Ditengah problematika pendidikan di Indonesia yang luar biasa, pada tanggal 23 Oktober 2019 lalu Indonesia telah melantik Menteri Pendidikan dan kebudayaan yang baru, yaitu Nadiem Makarim, dimana saat itu usianya baru sekitar 36 tahun. Usia yang cukup muda untuk memegang roda laju pendidikan di Indonesia.
Bebagai pembenahan dan pmbaharuan yang pak Nadiem lakukan hampir di semua aspek pendidikan, seperti 5 episode ‘merdeka belajar’ yang baru saja ia canangkan, episode pertama yang dilansir melalui youtube resmi Kemendikbud pada 11 Desember 2020 lalu meliputi, pengubahan Ujian Nasional menjadi Assesmen Kompetensi Minimum dan survei karakter, penghapusan Ujian Berstandar Nasional, penyederhanaan rencana pelaksanaan pembelajaran (RPP), dan penyesuaian kuota penerimaan peserta didik baru berbasis zonasi.
“Pada pembenahan ini, pak Nadiem melakukan perubahan yang melibatkan semua stakeholder, karena menurutnya pendidikan akan maju bila melibatkan seluruh komponen yang ada di masyarakat,” ungkap salah satu dosen Umsida ini.

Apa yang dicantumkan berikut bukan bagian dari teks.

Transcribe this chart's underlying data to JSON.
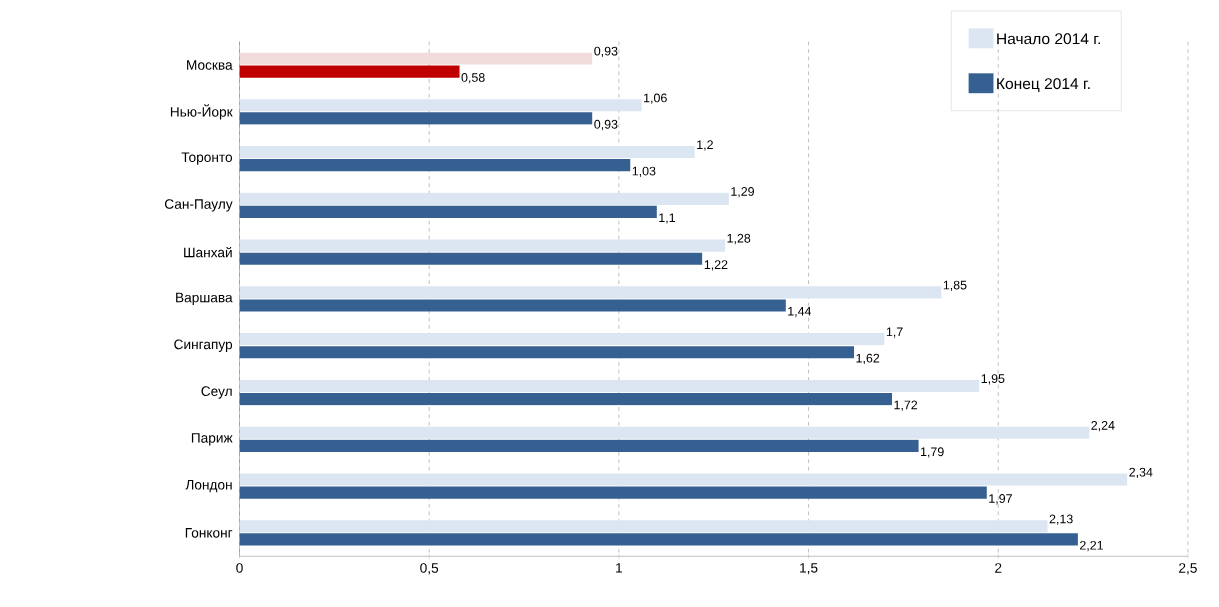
{
  "chart_data": {
    "type": "bar",
    "orientation": "horizontal",
    "categories": [
      "Москва",
      "Нью-Йорк",
      "Торонто",
      "Сан-Паулу",
      "Шанхай",
      "Варшава",
      "Сингапур",
      "Сеул",
      "Париж",
      "Лондон",
      "Гонконг"
    ],
    "series": [
      {
        "name": "Начало 2014 г.",
        "color": "#dce6f2",
        "colors": [
          "#f2dcdb",
          "#dce6f2",
          "#dce6f2",
          "#dce6f2",
          "#dce6f2",
          "#dce6f2",
          "#dce6f2",
          "#dce6f2",
          "#dce6f2",
          "#dce6f2",
          "#dce6f2"
        ],
        "values": [
          0.93,
          1.06,
          1.2,
          1.29,
          1.28,
          1.85,
          1.7,
          1.95,
          2.24,
          2.34,
          2.13
        ],
        "value_labels": [
          "0,93",
          "1,06",
          "1,2",
          "1,29",
          "1,28",
          "1,85",
          "1,7",
          "1,95",
          "2,24",
          "2,34",
          "2,13"
        ]
      },
      {
        "name": "Конец 2014 г.",
        "color": "#376092",
        "colors": [
          "#c00000",
          "#376092",
          "#376092",
          "#376092",
          "#376092",
          "#376092",
          "#376092",
          "#376092",
          "#376092",
          "#376092",
          "#376092"
        ],
        "values": [
          0.58,
          0.93,
          1.03,
          1.1,
          1.22,
          1.44,
          1.62,
          1.72,
          1.79,
          1.97,
          2.21
        ],
        "value_labels": [
          "0,58",
          "0,93",
          "1,03",
          "1,1",
          "1,22",
          "1,44",
          "1,62",
          "1,72",
          "1,79",
          "1,97",
          "2,21"
        ]
      }
    ],
    "xlim": [
      0,
      2.5
    ],
    "xticks": [
      0,
      {
        "value": 0.5,
        "label": "0,5"
      },
      1,
      {
        "value": 1.5,
        "label": "1,5"
      },
      2,
      {
        "value": 2.5,
        "label": "2,5"
      }
    ],
    "grid": "x",
    "legend": "top right"
  }
}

Dalam pemaparannya bu Akhtim memberikan penjelasan mengenai perubahan zonasi penerimaan peserta didik baru (PPDB). Sistem zonasi pada tahun 2019 meliputi penambahan kuota jalur zonasi minimal 80 persen dari total 100 persen, adpun sisanya diperuntukkan untuk jalur pindahan dan prestasi. “Adapun sistem zonasi untuk tahun 2020 mengalami pengurangan dari awalnya menjadi 80 persen menjadi 50 persen, dan sisanya diperuntukkan bagi jalur prestasi 30 persen, afirmasi 15 persen, dan 5 persennya untuk pindahan,” jelas pakar pendidikan Umsida tersebut. “Sebenarnya sistem zonasi juga telah ada pada peraturan pendidikan yang dicanangkan oleh Mendikbud sebelumnya, hanya saja dilakukan penambahan pada jumlah presentasi sistem zonasi,” tambahnya.
Tidak hanya pembenahan pada pendidikan di tingkat dasar dan menengah, Mendikbud juga melakukan perombakan di tingkat perguruan tinggi, yaitu dengan dicanangkannya ‘kampus merdeka’. Program kampus merdeka ini memberikan banyak perubahan, mulai dari kemudahan dalam membuka program studi baru, hak belajar tiga semester diluar program studi bagi mahasiswa, Akreditasi Perguruan Tinggi, serta perubahan status menjadi Perguruan Tinggi Negeri Badan Hukum.
Untuk tercapainya pendidikan yang maju, bukan hanya para intelektual yang harus dididik dengan benar, akan tetapi ormas (organisasi masyarakat) juga harus ikut berperan, karena bagaimana pun roda pendidikan di Indonesia juga di pengaruhi oleh beberapa ormas yang besar. Seperti Majelis Pendidikan Dasar dan Menengah yang ada pada PP Muhammadiyah dan lain-lain.
“Untuk saat ini yang menjadi kunci mutu pendidikan di Indonesia adalah, pada penguatan Sumber Daya Manusia (SDM), dan infrastruktur pendidikan yang harus menjadi prioritas program pemerintah. Selain dua hal tersebut mutu pendidikan di sekolah swasta dan negeri juga harus distandarkan, pendanaan riset pada pendidikan harus ditingkatkan untuk mendobrak pendidikan mutu nasional, kebijakan merdeka belajar perlu dibumikan agar semua komponen memahami akan cita-cita besar untuk memajukan pendidikan di Indonesia,” tuturnya diakhir pemaparan.